Additionally, a clearer distinction must be made between in vitro laboratory results (i.e. the discovery and validation of TAA) and their in vivo validation, and it is necessary to adopt a more complete experimental approach that forcefully includes both morphological (i.e. immunohistochemical experimental methods) and molecular techniques.

Since our understanding of human cancer is still limited and pre-clinical models have shown a discouraging propensity to fail when applied to humans, a new way of thinking is strongly needed that unites physicians, biologists, mathematicians and epidemiologists, to develop a better theoretical framework of brain tumour development, progression and tumour-host interactions.

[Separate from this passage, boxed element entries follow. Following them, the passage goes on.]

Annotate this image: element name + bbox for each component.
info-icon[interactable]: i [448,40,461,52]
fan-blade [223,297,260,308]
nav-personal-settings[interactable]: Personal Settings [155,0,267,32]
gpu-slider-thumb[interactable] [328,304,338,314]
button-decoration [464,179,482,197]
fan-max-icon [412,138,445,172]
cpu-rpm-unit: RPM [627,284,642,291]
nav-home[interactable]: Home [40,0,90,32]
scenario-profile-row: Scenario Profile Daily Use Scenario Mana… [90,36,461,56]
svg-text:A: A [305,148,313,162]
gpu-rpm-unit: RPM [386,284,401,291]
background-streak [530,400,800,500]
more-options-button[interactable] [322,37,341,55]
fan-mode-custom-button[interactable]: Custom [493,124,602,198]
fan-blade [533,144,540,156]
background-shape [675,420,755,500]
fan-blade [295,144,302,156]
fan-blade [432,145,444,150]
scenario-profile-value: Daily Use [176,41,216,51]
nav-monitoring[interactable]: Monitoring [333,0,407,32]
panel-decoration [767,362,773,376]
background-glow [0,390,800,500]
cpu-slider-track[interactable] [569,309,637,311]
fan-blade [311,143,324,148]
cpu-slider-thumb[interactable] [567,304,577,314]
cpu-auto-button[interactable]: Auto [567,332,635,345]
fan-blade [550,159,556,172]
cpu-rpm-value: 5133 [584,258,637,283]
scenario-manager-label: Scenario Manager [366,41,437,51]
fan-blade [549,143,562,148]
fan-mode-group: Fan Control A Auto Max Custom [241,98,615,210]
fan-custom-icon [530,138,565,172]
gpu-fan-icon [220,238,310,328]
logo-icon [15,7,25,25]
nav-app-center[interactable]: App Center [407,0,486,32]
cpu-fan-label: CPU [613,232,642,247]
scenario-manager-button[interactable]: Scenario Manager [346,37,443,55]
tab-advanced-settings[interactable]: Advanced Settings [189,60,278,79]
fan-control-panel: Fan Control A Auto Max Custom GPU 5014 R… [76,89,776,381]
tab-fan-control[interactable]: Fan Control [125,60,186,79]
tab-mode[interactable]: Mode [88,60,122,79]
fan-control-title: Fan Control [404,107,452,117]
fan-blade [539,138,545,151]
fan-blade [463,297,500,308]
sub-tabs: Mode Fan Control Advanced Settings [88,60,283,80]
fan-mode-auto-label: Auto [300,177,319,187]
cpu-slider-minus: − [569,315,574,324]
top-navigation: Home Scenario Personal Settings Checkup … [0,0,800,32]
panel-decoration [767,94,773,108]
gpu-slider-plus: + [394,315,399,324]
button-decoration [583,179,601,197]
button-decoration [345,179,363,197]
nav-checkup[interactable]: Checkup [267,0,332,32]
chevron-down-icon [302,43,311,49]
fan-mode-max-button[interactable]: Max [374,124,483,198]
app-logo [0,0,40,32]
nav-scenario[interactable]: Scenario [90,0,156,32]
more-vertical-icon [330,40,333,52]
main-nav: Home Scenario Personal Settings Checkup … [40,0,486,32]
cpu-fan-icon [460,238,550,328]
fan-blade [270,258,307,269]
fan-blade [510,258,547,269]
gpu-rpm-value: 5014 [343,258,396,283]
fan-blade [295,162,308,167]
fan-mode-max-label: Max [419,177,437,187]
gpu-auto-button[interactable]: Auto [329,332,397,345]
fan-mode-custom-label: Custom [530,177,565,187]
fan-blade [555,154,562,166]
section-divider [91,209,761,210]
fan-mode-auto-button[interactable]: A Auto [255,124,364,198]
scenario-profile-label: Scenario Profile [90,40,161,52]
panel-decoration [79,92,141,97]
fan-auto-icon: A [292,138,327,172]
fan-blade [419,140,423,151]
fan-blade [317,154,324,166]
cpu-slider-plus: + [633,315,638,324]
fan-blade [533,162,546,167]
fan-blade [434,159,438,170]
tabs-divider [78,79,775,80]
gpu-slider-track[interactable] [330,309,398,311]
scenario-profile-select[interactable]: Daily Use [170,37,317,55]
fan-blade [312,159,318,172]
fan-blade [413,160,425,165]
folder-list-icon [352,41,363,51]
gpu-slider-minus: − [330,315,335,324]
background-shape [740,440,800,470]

It is indubitable that intra-tumour heterogeneity may explain the difficulties encountered in the validation of oncology biomarkers owing to sampling bias, contribute to Darwinian selection of pre-existing drug-resistant clones, and predict therapeutic resistance. As stated by Sampson et al15 the heterogeneity of malignant brain tumours may limit the effectiveness of vaccinations that target only one TAA (i.e. epidermal growth factor receptor variant III, EGFRvIII). Vaccines that target only one antigen may not target all tumours or all cells comprising a tumour and may, therefore, select for the survival and proliferation of those cells that do not express the targeted antigen. This may ultimately limit this potentially promising strategy. Although this study demonstrates the possible benefits of vaccination with a peptide that contains a tumour-specific epitope, there remain various issues that must be addressed to optimize this therapeutic modality15.

The use of an integrative approach will probably reduce the notable fragmentation of the biological information in the post-genomic era, and will facilitate a more accurate transfer of the acquired knowledge from “bench to the bedside”. This way of thinking may help to clarify concepts, categorize the amount of biological knowledge, and suggest alternative approaches to discover new biomarkers with potential clinical value.